Emma, con la canzone “Non è l’inferno” ha vinto la sessantaduesima edizione del Festival di San Remo. A farla vincere è stata il televoto, dopo che la “golden share” attribuita ai giornalisti aveva eliminato dal terzetto finale Gigi D’alessio e Loredana Bertè (“Respirare”) e aveva portato sul podio come finaliste la tripletta tutta al femminile costituita dalla suddetta, da Arisa (“La Notte”) e da Noemi (“Sono solo parole”). Alessandro Casillo con “È vero (che ci sei)” ha vinto San Remo Social, ovvero la sezione dei Giovani un tempo chiamata anche delle “nuove proposte”. Il premio Mia Martini, della critica, è andato a Samuele Bersani (“Un pallone”).

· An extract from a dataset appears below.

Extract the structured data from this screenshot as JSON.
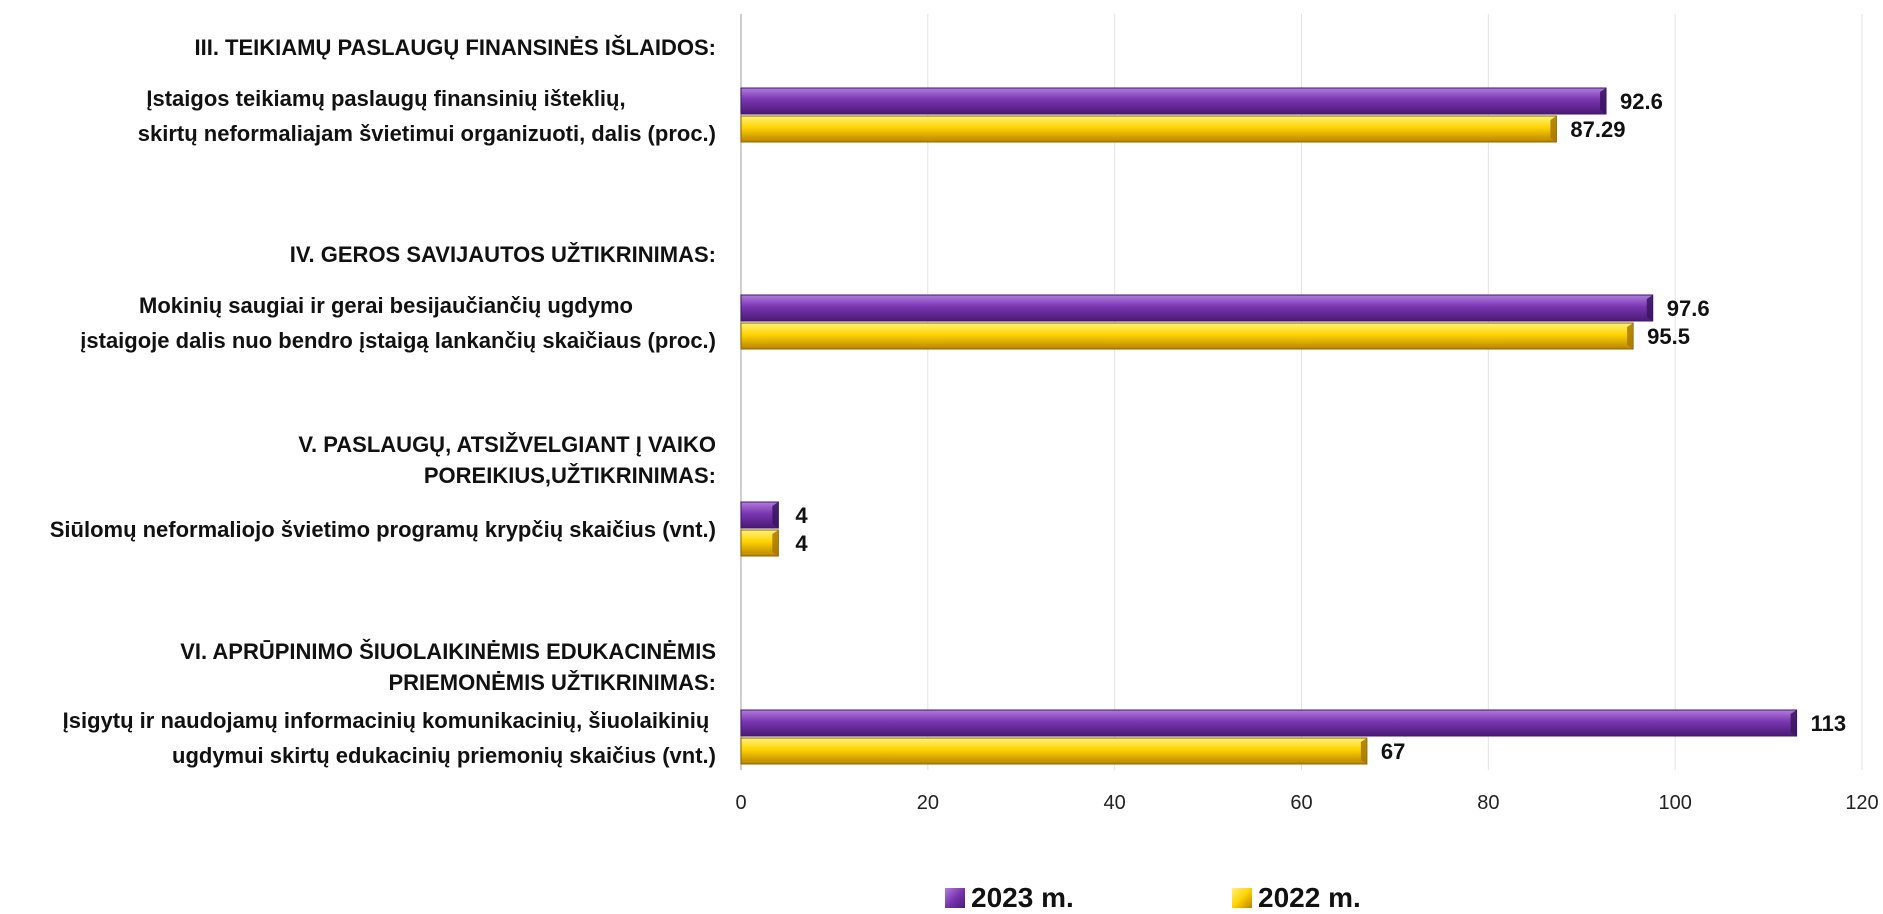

Dai vincitori è chiara una volta di più una cosa: a venire premiati sono quei cantanti che i votanti a casa hanno imparato a conoscere nel tempo perché sono emersi da vari talent show – Amici (Emma), X-Factor (Noemi, e Arisa come giudice), Io Canto (Casillo, il Justin Bieber di casa nostra) – interpreti per cui il pubblico è abituato a esprimere la propria preferenza con il televoto. In parte è anche demoralizzante, ma è un elemento che mette in crisi una volta di più, semmai ce ne fosse bisogno, il senso della rilevanza artistica della manifestazione canora che quest’anno era alla sua 62 edizione. Qualche canzone mi è anche piaciuta ( quelle di Bersani e Renga, ad esempio), ma in generale mi sono sembrate irrilevanti.
È stato detto che questo è stato il festival peggiore di sempre, e lo condivido. La serata finale è stata salvata, al volo e quasi per caso si potrebbe dire, dalla presenza di Geppi Cucciari, che con leggerezza e ironia ha incarnato quello che il Festival delle nuove generazioni potrebbe essere e non è stato se non in ultimo grazie a lei. Si è stufi delle vallette scelte solo per la propria bellezza, ma che non sanno spiccicare parole e sono inutili, come Ivana Mrazova, puro adorno di uomini attempati; si è stufi di donne il cui talento è o si riduce a mostrare la “farfallina” di turno. Ecco una donna intelligente, professionale e divertente, anche se non bella, che con il suo talento intrattiene e diverte: scende le scale senza scarpe, perché, commenta, se non scendi senza qualcosa sembri fuori posto; “posso non dire parolacce?”, chiede, dicendo che ha studiato dai salesiani e per lei non è buona educazione. Ha dato a lezione a tutti, facendo ridere su quello che nella manifestazione non andava, e nel vedere Morandi chiederle se avesse mai lavorato per la Rai, gli si è letto nella mente che si è rammaricato di non averla chiamata prima.
E poi c’è la questione Celentano, re degli ignoranti, che predica, insulta, e regola conti personali attraverso lo schermo TV: pietoso nella forma e nel contenuto. Anche se è chiaro che il senso finale voleva essere “meno politica, più fede”, ha preso in ostaggio un programma per farne uno diverso, propinando un predicozzo qualunquista ed arrogante. Che canti, che è il suo mestiere. “Basta!” gli hanno urlato dal pubblico, ed è stato un sentimento condiviso, anche nei confronti della Rai, che si finge scandalizzata, ma chiaramente lo lascia sul palco perché sa che con la sua presenza avrà i numeri negli ascolti.
Luca e Paolo, tiepidi in apertura con il loro “Comici soli” (ma l’idea di una versione umoristica di un classico di San Remo continua a piacermi), in chiusura si sono presentati da pagliacci con una preghiera al Signore, parodistica e critica del Molleggiato: un bel commento. Per il resto gradevole Rocco Papaleo, ma poco incisivo come co-conduttore; bella la scenografia; un po’ manchevole la scrittura degli autori, che potevano prevedere materiale extra per Morandi un po’ perso nei momenti di empasse. A lui si vuole sempre comunque bene, e gli si perdonano anche i lapsus che in chiusura inanella per stanchezza. È una parte d’Italia, si vede e si sente.